I tried replicating this which fits the xgboost model via tidymodels, as much as I could too, but I still have an issue.

mayer79 commented 1 month ago

Not sure...

library(shapviz)
packageVersion("shapviz") # ‘0.9.3’

audio_features <- bundle::unbundle(lyricassessr::vowel_metadata_with_audio_features_range_restricted_without_AEIOU)
# run your code
shap_values <- shapviz(xgb_model, X_pred = as.matrix(audio_features_prepped))
sv_importance(shap_values)

image

sebsilas commented 1 month ago

Not sure...

library(shapviz)
packageVersion("shapviz") # ‘0.9.3’

audio_features <- bundle::unbundle(lyricassessr::vowel_metadata_with_audio_features_range_restricted_without_AEIOU)
# run your code
shap_values <- shapviz(xgb_model, X_pred = as.matrix(audio_features_prepped))
sv_importance(shap_values)

image

Hm, well that can't be right. bundle::unbundle is meant to unbundle a serialized model object (see here).

How are you defining xgb_model and audio_features_prepped in your example?

mayer79 commented 1 month ago

Both according to your code. But since your code lacks the definition of audio_features, I took the first object that would not produce an error.^^

This is with everything unneccessary removed (I think):

library(shapviz)
library(tidymodels)

syllable_mod <- bundle::unbundle(lyricassessr::syllable_classifier_bundle)
audio_features <- bundle::unbundle(lyricassessr::vowel_metadata_with_audio_features_range_restricted_without_AEIOU)

xgb_model <- parsnip::extract_fit_engine(syllable_mod)

audio_features_prepped <- recipes::bake(
  lyricassessr::prepped_recipe,
  recipes::has_role("predictor"),
  new_data = audio_features,
  composition = "matrix"
)

shap_values <- shapviz(xgb_model, X_pred = audio_features_prepped)
sv_importance(shap_values)
sebsilas commented 1 month ago

Right okay, I can reproduce this now.

I think I have maybe misunderstood what you can do with Shapley values.
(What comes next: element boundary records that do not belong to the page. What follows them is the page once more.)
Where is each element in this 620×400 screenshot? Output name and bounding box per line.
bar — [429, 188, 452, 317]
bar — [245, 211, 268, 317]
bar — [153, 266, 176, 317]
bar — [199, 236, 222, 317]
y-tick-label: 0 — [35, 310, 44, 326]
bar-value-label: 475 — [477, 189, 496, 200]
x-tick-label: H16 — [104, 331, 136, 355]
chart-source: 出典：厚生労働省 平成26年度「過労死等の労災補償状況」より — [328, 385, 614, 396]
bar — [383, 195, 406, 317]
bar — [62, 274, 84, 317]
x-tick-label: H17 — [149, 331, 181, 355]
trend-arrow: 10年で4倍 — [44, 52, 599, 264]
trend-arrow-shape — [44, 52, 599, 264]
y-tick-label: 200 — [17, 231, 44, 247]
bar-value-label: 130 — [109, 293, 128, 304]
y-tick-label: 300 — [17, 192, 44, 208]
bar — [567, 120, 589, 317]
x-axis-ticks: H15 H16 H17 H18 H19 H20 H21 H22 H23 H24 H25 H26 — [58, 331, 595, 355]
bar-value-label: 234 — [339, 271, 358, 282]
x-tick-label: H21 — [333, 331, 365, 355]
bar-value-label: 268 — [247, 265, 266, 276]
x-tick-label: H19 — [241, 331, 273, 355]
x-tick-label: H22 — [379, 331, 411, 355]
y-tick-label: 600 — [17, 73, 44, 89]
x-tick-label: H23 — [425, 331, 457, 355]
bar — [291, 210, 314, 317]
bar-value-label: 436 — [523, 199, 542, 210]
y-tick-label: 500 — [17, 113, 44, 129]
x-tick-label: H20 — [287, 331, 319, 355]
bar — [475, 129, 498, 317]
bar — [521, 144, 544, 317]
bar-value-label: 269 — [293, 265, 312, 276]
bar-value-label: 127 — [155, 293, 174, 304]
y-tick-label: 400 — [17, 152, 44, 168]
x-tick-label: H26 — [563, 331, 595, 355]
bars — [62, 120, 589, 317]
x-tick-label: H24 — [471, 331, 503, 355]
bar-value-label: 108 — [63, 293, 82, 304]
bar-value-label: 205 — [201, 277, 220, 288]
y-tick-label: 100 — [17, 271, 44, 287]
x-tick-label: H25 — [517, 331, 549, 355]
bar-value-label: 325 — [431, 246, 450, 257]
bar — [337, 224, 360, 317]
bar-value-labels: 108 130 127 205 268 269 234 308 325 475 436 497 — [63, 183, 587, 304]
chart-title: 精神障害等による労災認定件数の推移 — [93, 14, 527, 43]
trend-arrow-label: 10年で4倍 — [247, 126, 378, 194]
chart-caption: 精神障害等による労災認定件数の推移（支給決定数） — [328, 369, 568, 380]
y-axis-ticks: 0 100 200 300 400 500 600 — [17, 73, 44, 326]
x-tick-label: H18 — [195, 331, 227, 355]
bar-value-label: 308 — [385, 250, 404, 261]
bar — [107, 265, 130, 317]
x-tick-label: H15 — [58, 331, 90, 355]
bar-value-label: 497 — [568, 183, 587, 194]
For some reason, I thought for a new prediction, you could work out which variables are contributing most to a given prediction. But actually, you can only do this with the full training dataset, right? So I get the same error I originally reported when I update your example to e.g., slice_sample one row off the training data. It only works with the full dataset.. my bad!
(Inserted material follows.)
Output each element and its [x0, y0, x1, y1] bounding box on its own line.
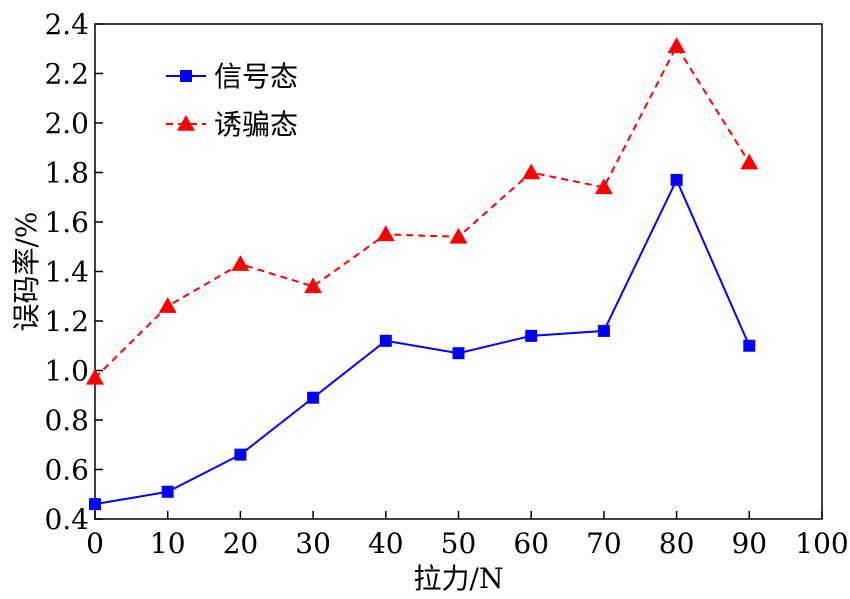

mayer79 commented 1 month ago

If you give me "audio_features", I can probably make things run correctly. Currently, I am not 100% certain if XGBoost gets the right input. It was trained on 14 features, but we are passing 31.

mayer79 commented 1 month ago

You can use any plot, e.g.:

sv <- shapviz(xgb_model, X_pred = audio_features_prepped[1:2, , drop = FALSE])
sv_waterfall(sv$Class_1, row_id = 1)

image

Actually, when I only pass a single row to X_pred, I get your error message. The reason is that XGBoost then returns the SHAP values as a list of vectors, instead of a list of matrices.
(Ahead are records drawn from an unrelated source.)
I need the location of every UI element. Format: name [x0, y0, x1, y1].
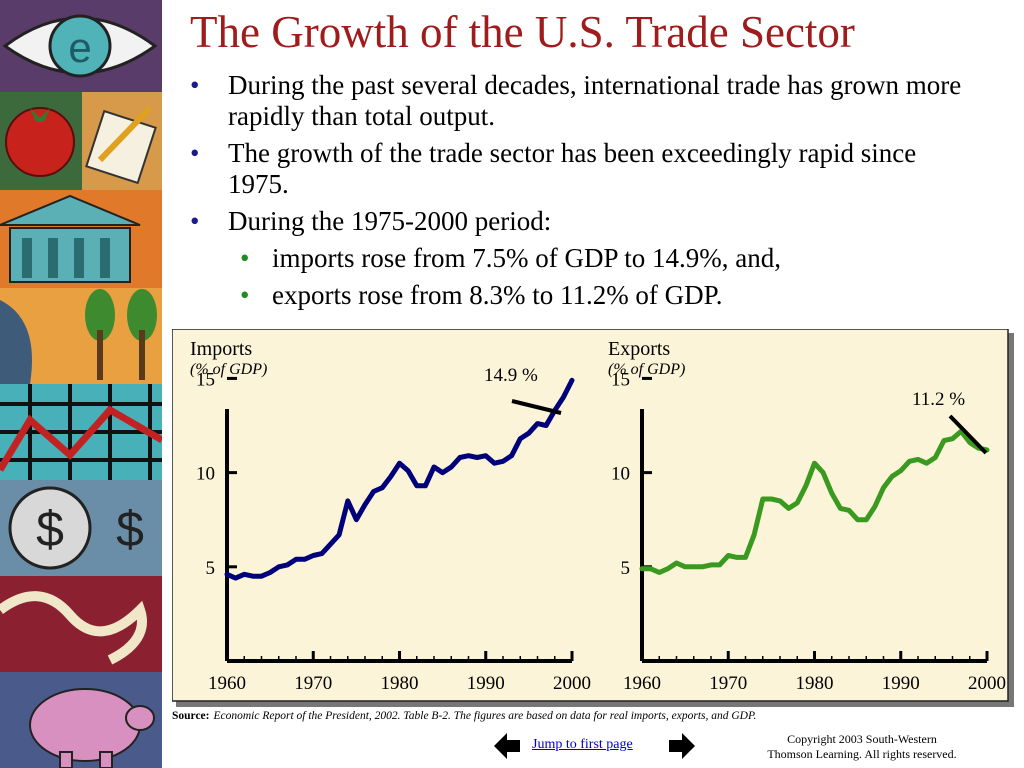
imports-y-tick-label: 5: [206, 558, 216, 579]
imports-y-tick-label: 15: [196, 369, 215, 390]
bullet-text: The growth of the trade sector has been …: [228, 138, 917, 199]
bullet-item: • During the past several decades, intern…: [190, 70, 980, 132]
imports-x-tick-label: 2000: [553, 673, 591, 694]
eye-icon: e: [0, 0, 162, 92]
grid-chart-icon: [0, 384, 162, 480]
exports-x-tick-label: 1980: [796, 673, 834, 694]
imports-x-tick-label: 1970: [294, 673, 332, 694]
bullet-item: • During the 1975-2000 period:: [190, 206, 980, 237]
source-note: Source: Economic Report of the President,…: [172, 710, 756, 722]
exports-chart-title: Exports: [608, 338, 670, 360]
copyright-line: Thomson Learning. All rights reserved.: [767, 747, 957, 761]
imports-x-tick-label: 1990: [467, 673, 505, 694]
next-slide-arrow-icon[interactable]: [669, 733, 695, 759]
piggy-bank-icon: [0, 672, 162, 768]
exports-chart: Exports (% of GDP) 5 10 15 1960 1970 1980 1990…: [608, 338, 1006, 694]
imports-chart-title: Imports: [190, 338, 252, 360]
exports-y-tick-label: 5: [621, 558, 631, 579]
imports-x-tick-label: 1980: [381, 673, 419, 694]
imports-chart-subtitle: (% of GDP): [190, 361, 267, 378]
svg-text:$: $: [116, 501, 144, 557]
imports-axes: 5 10 15 1960 1970 1980 1990 2000: [196, 369, 591, 694]
imports-y-tick-label: 10: [196, 464, 215, 485]
imports-line-series: [224, 377, 575, 581]
decorative-sidebar-art: e $: [0, 0, 162, 768]
bullet-text: During the past several decades, interna…: [228, 70, 962, 131]
exports-y-tick-label: 15: [611, 369, 630, 390]
exports-chart-subtitle: (% of GDP): [608, 361, 685, 378]
trees-icon: [0, 288, 162, 384]
exports-line-series: [639, 428, 990, 575]
bullet-marker: •: [240, 280, 250, 310]
imports-chart: Imports (% of GDP) 5 10 15 1960 1970 1980 1990…: [190, 338, 591, 694]
copyright-notice: Copyright 2003 South-Western Thomson Lea…: [742, 732, 982, 762]
bank-building-icon: [0, 190, 162, 288]
imports-x-tick-label: 1960: [208, 673, 246, 694]
imports-annotation-leader: [511, 399, 562, 415]
chart-panel-background: [172, 329, 1009, 702]
exports-x-tick-label: 1990: [882, 673, 920, 694]
slide-title: The Growth of the U.S. Trade Sector: [190, 7, 855, 57]
svg-text:e: e: [68, 24, 91, 71]
exports-x-tick-label: 2000: [968, 673, 1006, 694]
bullet-text: imports rose from 7.5% of GDP to 14.9%, …: [272, 243, 781, 273]
bullet-marker: •: [190, 206, 200, 236]
imports-series-line: [224, 377, 575, 581]
bullet-marker: •: [190, 138, 200, 168]
copyright-line: Copyright 2003 South-Western: [787, 732, 937, 746]
sub-bullet-item: • exports rose from 8.3% to 11.2% of GDP.: [190, 280, 980, 311]
bullet-list: • During the past several decades, intern…: [190, 70, 980, 317]
bullet-text: During the 1975-2000 period:: [228, 206, 552, 236]
source-label: Source:: [172, 710, 210, 722]
exports-series-line: [639, 428, 990, 575]
paper-pencil-icon: [82, 92, 162, 190]
svg-text:$: $: [36, 501, 64, 557]
exports-axes: 5 10 15 1960 1970 1980 1990 2000: [611, 369, 1006, 694]
exports-y-tick-label: 10: [611, 464, 630, 485]
tomato-icon: [0, 92, 82, 190]
exports-x-tick-label: 1970: [709, 673, 747, 694]
imports-annotation-label: 14.9 %: [484, 365, 538, 386]
exports-x-tick-label: 1960: [623, 673, 661, 694]
rope-icon: [0, 576, 162, 672]
source-text: Economic Report of the President, 2002. …: [213, 710, 757, 722]
exports-annotation-label: 11.2 %: [912, 389, 965, 410]
bullet-item: • The growth of the trade sector has been…: [190, 138, 980, 200]
bullet-text: exports rose from 8.3% to 11.2% of GDP.: [272, 280, 723, 310]
previous-slide-arrow-icon[interactable]: [494, 733, 520, 759]
jump-to-first-page-link[interactable]: Jump to first page: [532, 737, 633, 752]
trade-charts-panel: Imports (% of GDP) 5 10 15 1960 1970 1980 1990…: [172, 329, 1014, 707]
sub-bullet-item: • imports rose from 7.5% of GDP to 14.9%,…: [190, 243, 980, 274]
bullet-marker: •: [190, 70, 200, 100]
dollar-coin-icon: $ $: [0, 480, 162, 576]
exports-annotation-leader: [948, 414, 988, 455]
bullet-marker: •: [240, 243, 250, 273]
sebsilas commented 1 month ago

Ah, so this is the issue then: I am only ever using 1 row!

mayer79 commented 1 month ago
sebsilas commented 1 month ago

Ok, many thanks. Do let me know when you've pushed a fix and I'll be happy to test it.

I assume replicating the row will not effect the estimates in any biased way?

sebsilas commented 1 month ago

By the way, as a separate point, this link says that if you pass the original data structure to the X argument, you will get labelled classes, but I can't replicate that here (I get Class_1, Class_2 etc. as in your screenshot):

shap_values <- shapviz(xgb_model, X_pred = as.matrix(audio_features_prepped), X = as.matrix(audio_features))

sv_importance(shap_values)

Should I be able to get the proper class labels (how if so?)

mayer79 commented 1 month ago

XGB loses the class labels. But you can set them as names(shapviz_object) <- .... (like a list)

sebsilas commented 1 month ago

Hm ok, I hope this is a safe way of doing it (i.e., guaranteeing the correct assignment)!

outcome_classes <- audio_features$syllable %>% as.character() %>%  unique()
names(shap_values) <- outcome_classes
mayer79 commented 1 month ago

It must be in the same order as tidymodels does the class assignment when creating the response for the XGBoost backend. I let you figure this out. It is not under my control.

mayer79 commented 1 month ago

I think it should be levels(train_y) (if factor), or levels(as.factor(train_y)).